Lawrence school board candidates discuss ways to address district inequities during NAACP forum
photo by: Forum screenshot/Lawrence Kansas NAACP
Candidates for the Lawrence school board on Thursday pitched several ideas for improving equity in the school district, including following the district’s strategic plan, reconsidering funding choices and hiring more diverse faculty and staff.
Nine of the 12 candidates running for the three open seats on the school board participated in a virtual candidate forum held by the Lawrence branch of the NAACP on Thursday. They discussed racial, economic and other equity issues that they saw in the district and how they would like the school board to address them.
Kelly Jones and G.R. Gordon-Ross, who are both incumbents running for reelection, said they thought the district’s current leadership and its planning were already focused on making the district more equitable.
Jones said she thought the board members often needed to “get out of the way of the experts,” including Superintendent Anthony Lewis and Cynthia Johnson, who recently became the district’s executive director of inclusion, engagement and belonging. But Jones also pointed to the equity policy that the current board approved. She said it involved looking for clear accountability metrics to make sure the district makes progress on equity.
“I’m proud of that policy and I believe in it,” she said. “If the board practices it with fidelity, we will see the kind of outcomes we want to see for students.”
Gordon-Ross, meanwhile, highlighted the district’s strategic plan. He said the plan, which was installed in 2019, includes action plans that are currently in progress to address academic achievement gaps and other inequities. He said he also wants to continue working to reduce class sizes through his role on the district boundary committee.

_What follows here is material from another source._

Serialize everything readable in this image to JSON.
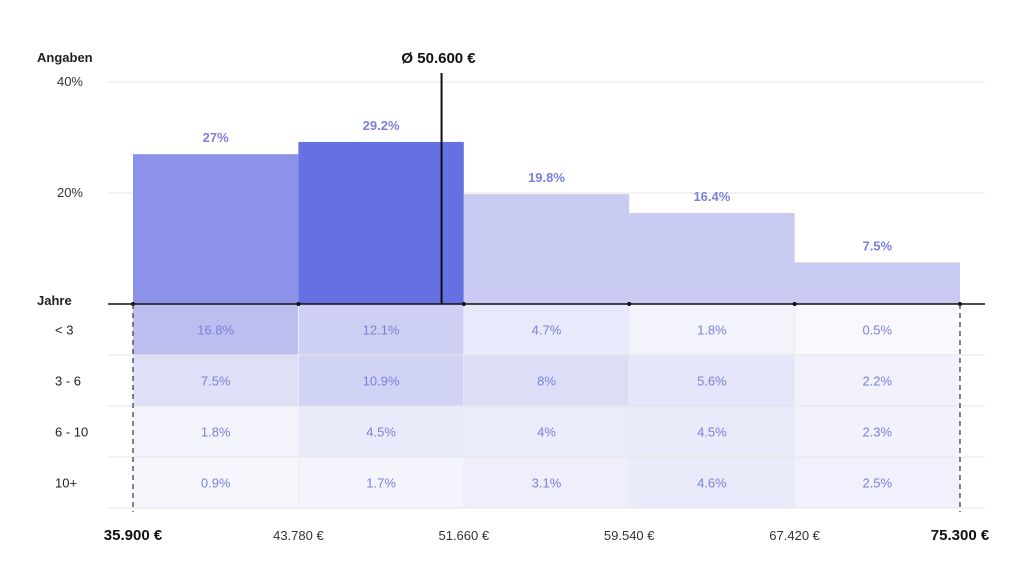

One of the newcomers in the race, Nate Morsches, also advocated for sticking to the current strategic plan. He also said that the district should look at how it teaches history and ensure that nothing in its classes is sugarcoated.
Kay Emerson said a major part of solving equity issues would be finding local partnerships to expand the district’s resources. She said the district needed to be proactive on that front.
“My goal as a school board member is to … find solutions by accessing what already exists in our great city through building out partnerships not yet explored,” she said.
Andrew Nussbaum, who is a former special education teacher for the district, said inequity should more accurately be called “injustice.” He claimed that the district was historically and currently complicit in perpetuating inequity, and he called for the district to acknowledge that. He also advocated for increasing wages for staff and redistributing more resources from administration to classrooms.
Elizabeth Stephens said the district needed to focus on recruiting and retaining a diverse faculty and staff. She said hiring more people of color could help students of color do better in school.
“Kids do wonderfully when they see people like themselves in positions of authority,” she said.
Melissa Clissold said she thought the district should reconsider how it uses Title I funding from the federal government, which is meant to support students from low-income households. She said the district only used those funds for elementary schools, but it should be distributing them to middle schools as well.
Douglas Redding said he thought economic inequities in the district had historically been rooted in real estate. He said he thought students on the west side of town had received more benefits than students in other areas, and that part of the reason he was running for school board was to be a voice for the central and eastern parts of Lawrence. He also said the district needed to consider more ways to lower class sizes, suggesting classes as small as seven students per teacher.
Myranda Zarlengo said her understanding of equity issues was based on her own experience as a single mother to a second grader in the district. She said she realized that other people had different perspectives, and that she would value hearing others’ viewpoints.
“Moving forward, I want to ask the questions and get real actions in place,” she said.
One of the candidates — Travis Tozer, who identified himself a white man from western Lawrence — ceded his speaking time to the other candidates, saying he wanted to do more listening before speaking on the topic of equity himself. Two other candidates, Markus Logan and Leticia Gradington, did not appear at the forum.
Because of the number of candidates, a primary election is required. The primary will be Aug. 3, and the general election will be Nov. 2.